How? Three tips to keep in mind
- Run a scoping exercise: the MSD concept implies conversing with all stakeholders, but not necessarily with the same intensity or at the same pace. A sense of hierarchy is needed to allocate the right level of time and resources. This is achieved through careful issue and stakeholder mapping combined with a materiality analysis. Those who have a stake in the organisation’s sustainability should come first.
- Juggle multi-facetted and tailored MSD campaigns: they may include perception surveys, polls, webinar series, benchmarks, workshops, research communities networks, grievance mechanisms, public forums, etc. The more tailored to your (stakeholders’) areas of interest they are, the more time and cost-efficient they will be.

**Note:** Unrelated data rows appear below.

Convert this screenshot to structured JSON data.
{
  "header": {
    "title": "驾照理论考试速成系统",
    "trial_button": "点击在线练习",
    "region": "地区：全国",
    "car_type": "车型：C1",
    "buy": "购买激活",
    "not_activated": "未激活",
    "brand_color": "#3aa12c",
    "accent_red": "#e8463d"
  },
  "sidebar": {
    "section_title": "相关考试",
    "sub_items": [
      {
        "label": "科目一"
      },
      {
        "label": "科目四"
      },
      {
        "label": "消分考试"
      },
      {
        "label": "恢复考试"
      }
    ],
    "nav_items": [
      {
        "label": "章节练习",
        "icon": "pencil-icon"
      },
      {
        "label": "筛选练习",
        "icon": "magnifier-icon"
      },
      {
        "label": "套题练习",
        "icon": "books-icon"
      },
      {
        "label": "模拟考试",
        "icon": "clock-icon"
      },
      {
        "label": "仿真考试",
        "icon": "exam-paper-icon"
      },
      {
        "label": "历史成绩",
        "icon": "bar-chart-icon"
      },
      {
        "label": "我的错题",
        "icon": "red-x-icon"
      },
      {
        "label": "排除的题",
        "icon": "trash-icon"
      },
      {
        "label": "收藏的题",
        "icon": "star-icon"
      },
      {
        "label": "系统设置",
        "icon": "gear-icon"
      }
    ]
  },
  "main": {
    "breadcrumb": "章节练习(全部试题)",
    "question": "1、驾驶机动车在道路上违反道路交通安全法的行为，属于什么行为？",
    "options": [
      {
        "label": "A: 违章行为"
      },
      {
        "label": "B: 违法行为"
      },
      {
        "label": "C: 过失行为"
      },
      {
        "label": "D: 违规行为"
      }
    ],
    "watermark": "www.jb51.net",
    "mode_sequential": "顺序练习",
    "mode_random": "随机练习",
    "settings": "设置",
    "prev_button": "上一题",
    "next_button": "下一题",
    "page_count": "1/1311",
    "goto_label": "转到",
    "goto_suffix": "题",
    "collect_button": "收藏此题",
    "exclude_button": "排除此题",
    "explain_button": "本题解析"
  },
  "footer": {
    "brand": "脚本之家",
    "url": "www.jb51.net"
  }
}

- Keep your finger on the pulse: a single bout of exercise has limited effects. Consultation efforts must be sustained over time. Continuity is vital to secure a proper understanding of the public opinion landscape and act adequately upon it. In other words, MSD is deemed to be a communication “routine”.
Overall MSD plants a seed of trust in stakeholder relationships. It helps take on board various viewpoints, fill opinion gaps, and foster ownership of shared strategies and solutions. As such, it has become central to today’s global society and economy, and it provides powerful direction for efficient communications, corporate social responsibility and reputation management.